I had a weird encounter with a guy this week out at Willard Bay Dog Training Area. I was doing some water work with my pup with using a DT launcher with the blank loads. He asked me if I didn't know how to read and that the signs clearly say no target or trap shooting. He claimed you can't even discharge a training pistol or blanks or anything of that nature. I certainly can't seem to find anything saying you can't discharge blanks or anything like that, am I wrong?


----------



## izzydog

Good question. I've never thought about it while shooting blanks and training.


----------



## cootlover

Cool I am glad the water is open .Why cant people mind there own **** bees wax .Was it some dip sh*t are a cop.


----------



## Hoopermat

Greenhead_Slayer said:


> I had a weird encounter with a guy this week out at Willard Bay Dog Training Area.
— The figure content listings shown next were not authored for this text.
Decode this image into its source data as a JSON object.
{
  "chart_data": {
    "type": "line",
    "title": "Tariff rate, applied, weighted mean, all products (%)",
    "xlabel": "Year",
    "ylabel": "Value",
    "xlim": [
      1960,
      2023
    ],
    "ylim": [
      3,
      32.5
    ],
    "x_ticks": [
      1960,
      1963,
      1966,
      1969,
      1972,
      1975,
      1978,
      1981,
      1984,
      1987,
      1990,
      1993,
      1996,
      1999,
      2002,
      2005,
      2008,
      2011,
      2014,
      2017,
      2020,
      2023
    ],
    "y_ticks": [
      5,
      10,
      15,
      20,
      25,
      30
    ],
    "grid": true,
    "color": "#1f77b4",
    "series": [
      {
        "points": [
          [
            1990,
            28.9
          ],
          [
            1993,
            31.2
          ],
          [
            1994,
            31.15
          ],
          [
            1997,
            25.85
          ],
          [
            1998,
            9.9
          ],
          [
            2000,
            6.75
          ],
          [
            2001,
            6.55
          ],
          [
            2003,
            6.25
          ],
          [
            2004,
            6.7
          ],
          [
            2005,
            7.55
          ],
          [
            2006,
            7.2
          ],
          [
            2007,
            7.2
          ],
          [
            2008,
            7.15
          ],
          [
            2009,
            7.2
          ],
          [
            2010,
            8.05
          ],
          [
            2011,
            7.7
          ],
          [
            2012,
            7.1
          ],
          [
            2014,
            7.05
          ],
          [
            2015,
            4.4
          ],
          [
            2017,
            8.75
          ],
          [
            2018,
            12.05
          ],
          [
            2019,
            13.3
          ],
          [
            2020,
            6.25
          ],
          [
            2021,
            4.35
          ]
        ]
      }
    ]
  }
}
I was doing some water work with my pup with using a DT launcher with the blank loads. He asked me if I didn't know how to read and that the signs clearly say no target or trap shooting. He claimed you can't even discharge a training pistol or blanks or anything of that nature. I certainly can't seem to find anything saying you can't discharge blanks or anything like that, am I wrong?


Since your blanks are simply a noise maker and do not fire a projectile there is noting illegal about it. Your good to go

Why is it when I am out doing this stuff I do t get any idiots harass me. I would love to have a conversation with them.


----------



## Greenhead_Slayer

It wasn't a cop, I think the guy was either drunk or a few cookies short of a bakers dozen. He followed me halfway around the pond while I was trying to keep some distance from him chewing me out until I think he finally noticed I was open carrying. He got back on the dirt road and walked up over the dike, never did see a vehicle or atv.


----------



## cootlover

"Area closed to shooting except for dog training and waterfowl season .What's not funny the sign was full of bullet holes :shock:"


----------



## sknabnoj

Sorry this happened to you. Sucks. This is the kind of stuff that's made me get this nasty anxious feeling every time I see someone when I'm hunting or really doing anything outdoors. It used to be the opposite feeling where I'd love to talk to whoever was enjoying the outdoors with me. Crappy.


----------



## Hoopermat

In the past we have set birds out for dog training and shot them there. You just put a streamer on its leg. 
Never had a problem


----------



## bamacpl

cootlover said:


> Cool I am glad the water is open .Why cant people mind there own **** bees wax .Was it some dip sh*t are a cop.


What's the difference?


----------



## Bret

you are doing nothing wrong and using that area as it was intended. Go out again and train your dog.


----------



## Gianthead

Any ideas of where I can take a dog out to some water preferably a pond to get some pre season training in? Near Syracuse .


----------